Chicago Tribune: At edge of darkness, blog sheds light on life
Written by Dawn Trice
Wednesday, 23 December 2009 18:57
The topics Anne Marie Schlekeway has broached in her young blog, KissMyALS.com, go way beyond where mere mortals would even dare tread.
Her Nov. 22 entry is about pooping: "To speed the process while on the pot -- lift both arms over your head. I don't know why this works but it does every time!"
Her Nov. 4 post examines one of the early signs of her ALS, or Lou Gehrig's disease: "Trouble breathing in the missionary position during sex: what I thought was me getting fat was really weakened muscles in the diaphragm."
I don't have to tell you that Schlekeway, 43, is no shrinking violet. But what you wouldn't know from the above posts is that this Gold Coast resident used to be a buttoned-down executive, logging 14-hour workdays, traveling the world and swilling diet Coke to help keep her bearings.
Schlekeway never expected to be here -- or to go there in a blog.
"But you can't wallow in self-pity," said Schlekeway. "When you have an expiration date on your forehead, you're lost if you don't have a purpose."
Her purpose is twofold. She uses her blog, which she began in October, to give an honest accounting of living with a terminal disease. She uses her business -- she quit her job and now owns a small executive-coaching firm -- to persuade corporate employers that a highly productive worker and a healthy worker should be one in the same.
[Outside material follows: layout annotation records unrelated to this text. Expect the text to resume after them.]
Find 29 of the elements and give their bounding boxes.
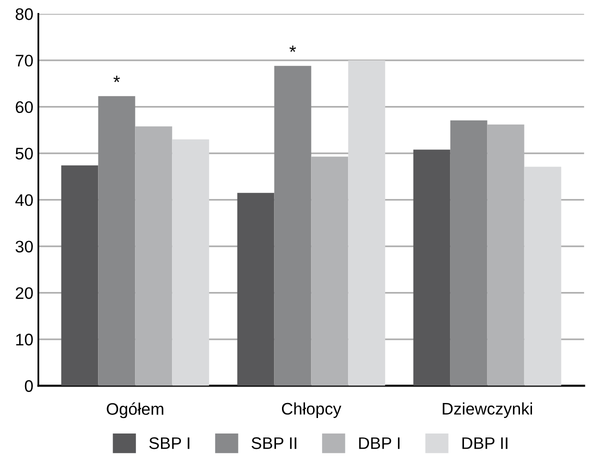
y-tick-label: 20 bbox=[16, 287, 33, 299]
legend-label: SBP I bbox=[149, 437, 190, 450]
legend-label: SBP II bbox=[252, 437, 296, 450]
y-tick-label: 0 bbox=[24, 380, 33, 392]
y-tick-label: 30 bbox=[16, 240, 33, 253]
bar bbox=[98, 96, 136, 386]
legend-label: DBP II bbox=[462, 437, 508, 449]
y-tick-label: 50 bbox=[16, 148, 33, 160]
bar bbox=[311, 156, 348, 386]
annotation: * bbox=[113, 76, 120, 82]
annotation: * bbox=[290, 46, 296, 52]
y-tick-label: 80 bbox=[16, 8, 33, 20]
bar bbox=[237, 192, 274, 386]
legend-label: DBP I bbox=[359, 437, 400, 449]
bar bbox=[524, 166, 562, 386]
bar bbox=[274, 66, 312, 386]
y-tick-label: 70 bbox=[16, 54, 33, 67]
bar bbox=[135, 126, 172, 386]
x-tick-label: Ogółem bbox=[106, 402, 164, 418]
bar bbox=[172, 139, 210, 386]
bar bbox=[61, 165, 98, 386]
bar bbox=[348, 60, 386, 386]
x-tick-label: Chłopcy bbox=[282, 402, 342, 418]
bar bbox=[413, 150, 450, 386]
x-tick-label: Dziewczynki bbox=[442, 402, 532, 418]
bar bbox=[450, 120, 488, 386]
y-tick-label: 40 bbox=[15, 194, 33, 206]
y-tick-label: 60 bbox=[16, 101, 33, 114]
y-tick-label: 10 bbox=[16, 334, 33, 346]
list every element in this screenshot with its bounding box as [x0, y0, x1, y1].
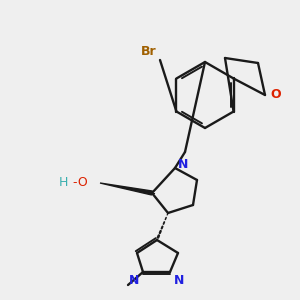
Text: -O: -O [69, 176, 88, 190]
Text: N: N [174, 274, 184, 287]
Text: Br: Br [141, 45, 157, 58]
Text: O: O [270, 88, 280, 101]
Polygon shape [100, 183, 152, 195]
Text: H: H [58, 176, 68, 190]
Text: N: N [178, 158, 188, 170]
Text: N: N [129, 274, 139, 287]
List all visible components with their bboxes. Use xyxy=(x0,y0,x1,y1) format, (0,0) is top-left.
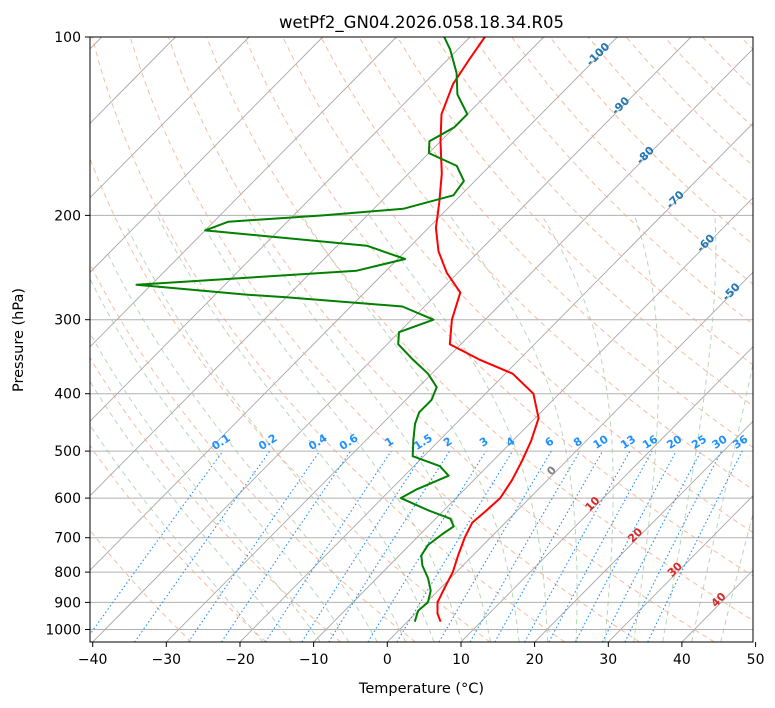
moist-adiabat-line xyxy=(301,215,520,642)
moist-adiabat-line xyxy=(691,361,753,642)
dry-adiabat-line xyxy=(473,37,753,325)
moist-adiabat-line xyxy=(197,215,463,642)
isotherm-line xyxy=(90,37,324,273)
background-grid xyxy=(90,37,753,642)
moist-adiabat-line xyxy=(449,215,578,642)
mixing-ratio-line xyxy=(328,450,451,642)
moist-adiabat-line xyxy=(541,215,614,642)
isotherm-line xyxy=(386,271,753,642)
y-tick-label: 900 xyxy=(54,595,81,611)
moist-adiabat-line xyxy=(245,215,492,642)
isotherm-line xyxy=(90,37,397,348)
y-tick-label: 600 xyxy=(54,491,81,507)
x-axis-label: Temperature (°C) xyxy=(358,681,484,697)
isotherm-line xyxy=(607,495,753,642)
dry-adiabat-line xyxy=(90,157,491,642)
chart-title: wetPf2_GN04.2026.058.18.34.R05 xyxy=(279,13,564,33)
mixing-ratio-line xyxy=(624,450,722,642)
x-tick-label: −10 xyxy=(299,652,329,668)
isotherm-line xyxy=(165,48,753,642)
wet-bulb-label: -40 xyxy=(750,324,773,347)
plot-frame xyxy=(89,36,754,643)
x-tick-label: 20 xyxy=(526,652,544,668)
moist-adiabat-line xyxy=(106,251,378,642)
moist-adiabat-line xyxy=(662,215,717,642)
mixing-ratio-line xyxy=(90,450,224,636)
temperature-profile-line xyxy=(434,37,540,623)
x-tick-label: −20 xyxy=(225,652,255,668)
isotherm-line xyxy=(313,197,753,642)
mixing-ratio-line xyxy=(221,450,352,642)
y-tick-label: 300 xyxy=(54,313,81,329)
mixing-ratio-line xyxy=(574,450,677,642)
moist-adiabat-line xyxy=(633,215,659,642)
x-tick-label: 0 xyxy=(383,652,392,668)
isotherm-line xyxy=(90,37,250,199)
axes: −40 −30 −20 −10 0 10 20 30 40 50 100 200 300 400 500 60… xyxy=(45,30,764,668)
dry-adiabat-line xyxy=(320,37,753,491)
mixing-ratio-line xyxy=(367,450,487,642)
moist-adiabat-line xyxy=(127,227,407,642)
y-tick-label: 1000 xyxy=(45,623,81,639)
moist-adiabat-line xyxy=(90,424,264,642)
mixing-ratio-line xyxy=(264,450,392,642)
dry-adiabat-line xyxy=(167,37,715,642)
isotherm-line xyxy=(90,37,545,497)
x-tick-label: 10 xyxy=(452,652,470,668)
moist-adiabat-line xyxy=(90,332,321,642)
mixing-ratio-line xyxy=(548,450,653,642)
y-tick-label: 500 xyxy=(54,444,81,460)
isotherm-line xyxy=(90,37,471,422)
x-tick-label: 40 xyxy=(673,652,691,668)
isotherm-line xyxy=(90,37,618,571)
dewpoint-profile-line xyxy=(135,37,469,622)
dry-adiabat-line xyxy=(90,529,192,642)
dry-adiabat-line xyxy=(129,37,640,642)
mixing-ratio-line xyxy=(647,450,743,642)
x-tick-label: −30 xyxy=(152,652,182,668)
dry-adiabat-line xyxy=(358,37,753,448)
mixing-ratio-line xyxy=(187,450,321,642)
moist-adiabat-line xyxy=(156,215,435,642)
profile-series xyxy=(135,37,540,623)
dry-adiabat-line xyxy=(90,262,416,642)
x-tick-label: 30 xyxy=(599,652,617,668)
mixing-ratio-line xyxy=(301,450,426,642)
mixing-ratio-line xyxy=(494,450,604,642)
isotherm-line xyxy=(460,346,753,642)
mixing-ratio-line xyxy=(524,450,631,642)
moist-adiabat-line xyxy=(720,512,753,642)
moist-adiabat-line xyxy=(368,215,549,642)
y-tick-label: 400 xyxy=(54,387,81,403)
x-tick-label: −40 xyxy=(78,652,108,668)
moist-adiabat-line xyxy=(90,277,350,642)
isotherm-line xyxy=(239,122,753,642)
mixing-ratio-line xyxy=(396,450,513,642)
isotherm-line xyxy=(534,420,753,642)
y-tick-label: 200 xyxy=(54,208,81,224)
dry-adiabat-line xyxy=(90,356,342,642)
x-tick-label: 50 xyxy=(747,652,765,668)
y-tick-label: 800 xyxy=(54,565,81,581)
y-tick-label: 100 xyxy=(54,30,81,46)
y-axis-label: Pressure (hPa) xyxy=(11,288,27,392)
isotherm-line xyxy=(92,37,692,642)
y-tick-label: 700 xyxy=(54,531,81,547)
mixing-ratio-line xyxy=(134,450,271,642)
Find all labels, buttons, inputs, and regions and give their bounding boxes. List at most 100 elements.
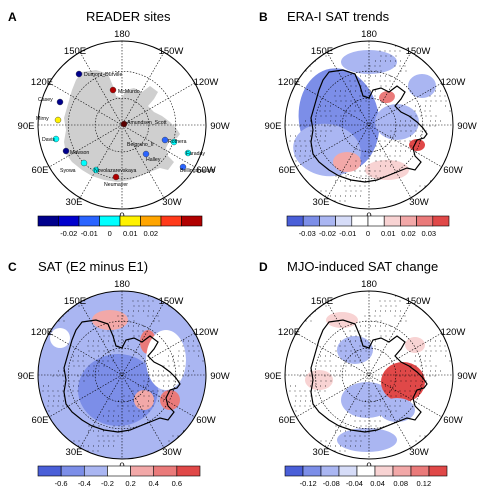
stipple-dot (193, 350, 195, 352)
stipple-dot (365, 335, 367, 337)
stipple-dot (395, 400, 396, 402)
stipple-dot (290, 310, 291, 312)
stipple-dot (370, 90, 371, 92)
stipple-dot (168, 365, 170, 367)
antarctica-coastline (63, 319, 181, 433)
stipple-dot (394, 50, 396, 52)
stipple-dot (385, 305, 387, 307)
stipple-dot (360, 175, 362, 177)
stipple-dot (334, 95, 336, 97)
station-label: Dumont_Durville (84, 72, 122, 78)
stipple-dot (192, 435, 194, 437)
map-era-sat-trends: 180 150E 150W 120E 120W 90E 90W 60E 60W 30E 30W 0 -0… (265, 29, 477, 238)
stipple-dot (370, 145, 372, 147)
panel-a: A READER sites 180 150E 150W 120E 120W 90E 90W… (0, 0, 247, 250)
stipple-dot (152, 300, 154, 302)
stipple-dot (113, 440, 115, 442)
colorbar-swatch (160, 215, 182, 227)
stipple-dot (405, 150, 406, 152)
stipple-dot (360, 105, 361, 107)
stipple-dot (93, 430, 94, 432)
stipple-dot (380, 320, 382, 322)
stipple-dot (310, 70, 312, 72)
stipple-dot (390, 135, 391, 137)
stipple-dot (143, 380, 145, 382)
stipple-dot (87, 345, 89, 347)
stipple-dot (38, 405, 39, 407)
stipple-dot (384, 405, 386, 407)
stipple-dot (295, 60, 296, 62)
stipple-dot (340, 291, 342, 292)
stipple-dot (107, 330, 109, 332)
stipple-dot (400, 380, 402, 382)
stipple-dot (294, 405, 296, 407)
stipple-dot (384, 50, 386, 52)
stipple-dot (410, 400, 411, 402)
stipple-dot (320, 135, 321, 137)
stipple-dot (290, 160, 292, 162)
stipple-dot (97, 435, 99, 437)
stipple-dot (390, 130, 392, 132)
longitude-label: 30E (66, 197, 83, 208)
meridian-line (296, 82, 442, 168)
stipple-dot (420, 130, 422, 132)
stipple-dot (335, 45, 336, 47)
stipple-dot (435, 370, 436, 372)
stipple-dot (83, 455, 85, 457)
stipple-dot (168, 440, 170, 442)
stipple-dot (133, 310, 134, 312)
stipple-dot (138, 305, 140, 307)
stipple-dot (285, 50, 286, 52)
latitude-circle (94, 97, 150, 153)
stipple-dot (340, 370, 341, 372)
stipple-dot (112, 330, 114, 332)
stipple-dot (295, 410, 297, 412)
stipple-dot (325, 355, 326, 357)
stipple-dot (92, 345, 94, 347)
stipple-dot (192, 345, 194, 347)
stipple-dot (198, 445, 199, 447)
stipple-dot (117, 315, 119, 317)
stipple-dot (153, 370, 154, 372)
stipple-dot (449, 435, 451, 437)
stipple-dot (429, 185, 431, 187)
stipple-dot (405, 120, 406, 122)
longitude-label: 60E (32, 165, 49, 176)
longitude-label: 150E (64, 296, 86, 307)
stipple-dot (349, 330, 351, 332)
anomaly-blob (405, 337, 425, 353)
stipple-dot (440, 455, 442, 457)
stipple-dot (400, 145, 402, 147)
stipple-dot (58, 455, 60, 457)
stipple-dot (178, 365, 180, 367)
stipple-dot (122, 315, 124, 317)
stipple-dot (440, 120, 441, 122)
stipple-dot (370, 325, 371, 327)
stipple-dot (335, 115, 337, 117)
stipple-dot (400, 455, 402, 457)
stipple-dot (83, 291, 85, 292)
stipple-dot (360, 445, 361, 447)
stipple-dot (142, 390, 144, 392)
stipple-dot (320, 440, 322, 442)
stipple-dot (153, 380, 155, 382)
stipple-dot (132, 420, 134, 422)
stipple-dot (295, 70, 297, 72)
stipple-dot (118, 425, 120, 427)
stipple-dot (153, 310, 154, 312)
longitude-label: 30W (162, 197, 182, 208)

On a recent afternoon, when Schlekeway and I met for lunch at a swanky downtown Chicago restaurant, the first thing that hit me was how healthy she appears.
She wore a burnt-orange knit dress and high-heeled black patent leather boots. (Ironically, she stumbles in flats because of weakened leg muscles, but not heels.) She walked toward me in a flourish, greeting me with a family-style hug and broad smile.
To look at her -- the auburn Rita Hayworth hair, the green eyes -- you wouldn't know that just a couple of weeks ago, her doctor suggested that she have surgery soon to insert a feeding tube (even though she may not need it for a couple of years) while her breathing can still handle the procedure.
You wouldn't guess that Schlekeway, who is single and doesn't have children, has plans for in-home care when she can no longer be self-sufficient. Or, that every day she notices some change in her body: Her hands might shake when she puts on mascara. Writing and typing have become laborious. She needs several napkins while eating because she may drool.
The only thing that's most evident about her illness is her speech. It's slurred and to compensate for what she calls her "ALS accent," Schlekeway, who's quite chatty, carries yellow notepads. She purchases them in bulk. "I find that when people meet me, especially men, they treat me like I'm stupid because of my speech," she wrote during our lunch. "I don't waste words anymore. I even stopped swearing because it was a waste of my energy."
Her speech began slurring in 2004 and was the first sign of her disease. Tripping and falling came next. After a few years of doctors attributing her symptoms to her being depressed or overworked, she finally was diagnosed in late January with a neuromuscular disease and given 14 months to live.
Six weeks later, she was diagnosed with ALS, a progressive neurodegenerative disease that affects nerve cells in the brain and the spinal cord. This changed her life expectancy to 3 to 5 years.
"So the experience was one of having been given a reprieve," Schlekeway laughed.
With her reprieve, she carries out her mission, which, in the end, is much more about living than dying. She said it's important for her to help employers create a healthier workplace because she neglected her own health during much of her work life.
At the restaurant, as Christmas songs played overhead, I asked Schlekeway what she liked about the holiday season.
"I've always been the best gift-giver," she told me and then she paused. "Sometimes I have to dig deep to find the gift in my illness, but I'm always looking for it."
KissMyALS is sponsoring a fundraiser on behalf of ALS research in February. You can visit her blog to find out more information.
While there, take a look at her Nov. 10 entry, which sums up her philosophy beautifully: "I don't make my anger wrong. ... I allow it to be here. I use it as fuel. ... I find that I tolerate a lot less (expletive) from people now. I simply don't have time. I demand better service from vendors etc. ... I may not like the wave that just hit me but it washes away soon enough and I am still moving forward."